A few months into the project in August of 2009, I was on my way to Torben Giehler’s studio in Berlin when I took yet another wrong turn on my bicycle. While righting myself somewhere around Invaliden Strasse, I recognized a friend from New York. He was installing a show for American artist Reynold Reynolds at the Invaliden gallery, right where we were standing. We stepped inside, and once my eyes adjusted to the low lighting, I found myself in front of a room-sized filming apparatus being operated by a row of four interns (the German university system requires that art students must intern with an artist in order to receive their degree). Instead of a motion camera, a still one was mounted to a contraption of gears and machine belts to adjust the focusing, shutter speed, aperture, and distance to the subject. This assembly was rigged to a network of wires and hydraulic parts across the ceiling which ran down to the floor to the intern-monitored computers. Part of the mechanics that looked like a rudimentary fuse box housed in Styrofoam was attached to the wall (pictured at right).

“Normally,” said Reynolds standing in front of his makeshift stage, “I only use this in the studio to film, but for this exhibition, I decided to bring the whole process into the gallery.” Reynolds showed me one of his films to demonstrate the nature of his camera, which takes one frame per second as opposed to the standard 24 per second that a motion camera takes. The one-frame-per-second stills are then edited together into a video that possesses the eerie feeling and rickety quality of silent film.

A young, Swedish-born muse is the protagonist of many of Reynolds’ films. She’s often portrayed as either the human subject of medical experiments or conducts them herself while surrounded by chemistry beakers, clocks, metronomes, and dusty bookshelves evoking the stop-animation sets of the Brothers Quay. The time period depicted belongs to that of Eadweard Muybridge—the first to capture locomotion in stop-action photographs, the precursor to film.

cialis prescription australia Maintain a 24 hors gap between the dosages. The working of Kamagra makes it such a problematic cialis online overnight http://respitecaresa.org/event/arc-family-day-out/ drug? Cocaine is a drug that is obtained from the foothills of Himalayas and purified and processed and included in this herbal supplement. Employments: Propecia has been a prominent medication for cheap viagra australia weekend utilization. Following steps are involved in the procedure http://respitecaresa.org/event/valero-texas-open-birdies-charity/ online prescription viagra and can help US patients gain access to this increasingly popular treatment option.

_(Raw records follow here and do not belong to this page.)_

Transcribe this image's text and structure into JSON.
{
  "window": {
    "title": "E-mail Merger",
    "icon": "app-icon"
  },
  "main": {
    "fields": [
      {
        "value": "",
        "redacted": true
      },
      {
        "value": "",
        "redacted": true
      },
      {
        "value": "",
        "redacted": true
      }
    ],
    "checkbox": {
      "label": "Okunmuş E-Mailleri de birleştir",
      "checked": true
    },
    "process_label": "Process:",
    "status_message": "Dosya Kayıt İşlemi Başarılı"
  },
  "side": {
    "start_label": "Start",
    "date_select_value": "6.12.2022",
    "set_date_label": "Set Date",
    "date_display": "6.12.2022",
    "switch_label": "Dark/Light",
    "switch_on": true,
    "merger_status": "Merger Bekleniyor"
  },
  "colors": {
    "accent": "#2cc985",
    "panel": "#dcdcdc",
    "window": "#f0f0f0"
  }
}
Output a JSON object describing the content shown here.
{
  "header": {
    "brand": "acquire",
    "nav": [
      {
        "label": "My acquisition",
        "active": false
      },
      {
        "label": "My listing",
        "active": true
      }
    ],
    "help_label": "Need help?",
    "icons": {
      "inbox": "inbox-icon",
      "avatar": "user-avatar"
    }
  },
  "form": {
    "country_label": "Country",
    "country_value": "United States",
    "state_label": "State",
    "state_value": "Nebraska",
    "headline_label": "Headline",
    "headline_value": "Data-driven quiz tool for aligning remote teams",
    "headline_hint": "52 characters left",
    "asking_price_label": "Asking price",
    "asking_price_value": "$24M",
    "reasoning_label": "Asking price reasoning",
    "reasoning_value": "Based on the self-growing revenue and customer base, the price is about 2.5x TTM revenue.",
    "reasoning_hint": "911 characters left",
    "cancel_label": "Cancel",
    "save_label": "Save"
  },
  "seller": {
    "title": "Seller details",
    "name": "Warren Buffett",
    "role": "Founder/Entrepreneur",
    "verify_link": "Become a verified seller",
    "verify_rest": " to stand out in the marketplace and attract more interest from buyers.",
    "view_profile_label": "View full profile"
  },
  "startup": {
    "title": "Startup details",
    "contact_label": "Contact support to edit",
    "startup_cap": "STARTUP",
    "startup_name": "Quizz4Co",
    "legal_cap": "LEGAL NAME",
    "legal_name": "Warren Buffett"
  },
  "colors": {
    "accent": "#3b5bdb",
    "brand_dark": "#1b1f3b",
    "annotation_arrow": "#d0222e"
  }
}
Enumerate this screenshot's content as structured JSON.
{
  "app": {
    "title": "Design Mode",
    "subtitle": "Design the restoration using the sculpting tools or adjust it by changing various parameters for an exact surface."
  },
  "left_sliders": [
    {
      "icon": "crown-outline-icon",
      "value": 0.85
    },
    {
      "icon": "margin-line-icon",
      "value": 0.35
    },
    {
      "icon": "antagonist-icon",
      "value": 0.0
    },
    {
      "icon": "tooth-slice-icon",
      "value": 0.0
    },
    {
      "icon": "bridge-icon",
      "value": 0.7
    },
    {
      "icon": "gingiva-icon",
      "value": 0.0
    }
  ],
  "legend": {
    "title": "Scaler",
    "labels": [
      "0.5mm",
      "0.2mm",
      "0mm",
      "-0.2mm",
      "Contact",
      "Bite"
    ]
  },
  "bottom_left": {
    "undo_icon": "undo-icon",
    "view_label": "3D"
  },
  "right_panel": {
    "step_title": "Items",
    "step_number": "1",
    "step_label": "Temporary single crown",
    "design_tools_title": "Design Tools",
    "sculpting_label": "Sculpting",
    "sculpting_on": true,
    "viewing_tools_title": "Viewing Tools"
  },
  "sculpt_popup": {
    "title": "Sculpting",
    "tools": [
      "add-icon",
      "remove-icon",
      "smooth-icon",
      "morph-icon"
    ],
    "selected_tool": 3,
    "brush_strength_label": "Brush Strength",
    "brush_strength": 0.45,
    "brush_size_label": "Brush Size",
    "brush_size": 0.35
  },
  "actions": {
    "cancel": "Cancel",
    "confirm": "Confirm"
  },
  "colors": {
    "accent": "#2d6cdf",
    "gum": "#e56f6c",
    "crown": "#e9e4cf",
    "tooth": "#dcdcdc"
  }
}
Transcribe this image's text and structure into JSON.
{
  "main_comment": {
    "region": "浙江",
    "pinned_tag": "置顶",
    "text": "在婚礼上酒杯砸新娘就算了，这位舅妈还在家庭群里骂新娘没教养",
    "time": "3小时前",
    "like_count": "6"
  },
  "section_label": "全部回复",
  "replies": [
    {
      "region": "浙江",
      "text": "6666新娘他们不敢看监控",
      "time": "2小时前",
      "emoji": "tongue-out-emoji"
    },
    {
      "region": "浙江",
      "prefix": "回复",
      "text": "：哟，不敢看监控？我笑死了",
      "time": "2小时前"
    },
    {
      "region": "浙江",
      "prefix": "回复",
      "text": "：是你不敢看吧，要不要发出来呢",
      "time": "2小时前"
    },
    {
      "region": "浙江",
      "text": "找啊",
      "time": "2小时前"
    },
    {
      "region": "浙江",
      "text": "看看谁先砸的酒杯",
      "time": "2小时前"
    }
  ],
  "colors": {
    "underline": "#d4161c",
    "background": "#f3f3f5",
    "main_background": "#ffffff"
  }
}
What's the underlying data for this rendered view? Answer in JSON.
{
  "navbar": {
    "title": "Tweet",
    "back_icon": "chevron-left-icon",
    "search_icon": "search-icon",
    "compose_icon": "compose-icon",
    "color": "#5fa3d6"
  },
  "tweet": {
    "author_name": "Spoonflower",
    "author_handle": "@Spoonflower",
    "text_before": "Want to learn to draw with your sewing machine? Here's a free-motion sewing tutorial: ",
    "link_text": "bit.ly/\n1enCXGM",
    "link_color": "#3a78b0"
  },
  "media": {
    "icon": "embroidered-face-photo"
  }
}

I read Reynolds’s press release which quoted Bruce Nauman’s famous realization: “If I was an artist and I was in the studio, then whatever I was doing in the studio must be art. At this point art became more of an activity and less of a product.” Following this dictum, Reynolds decided, for this one exhibition, to bring his filming process and giant self-made tool—which, according to Nauman’s quote is also art—into the gallery.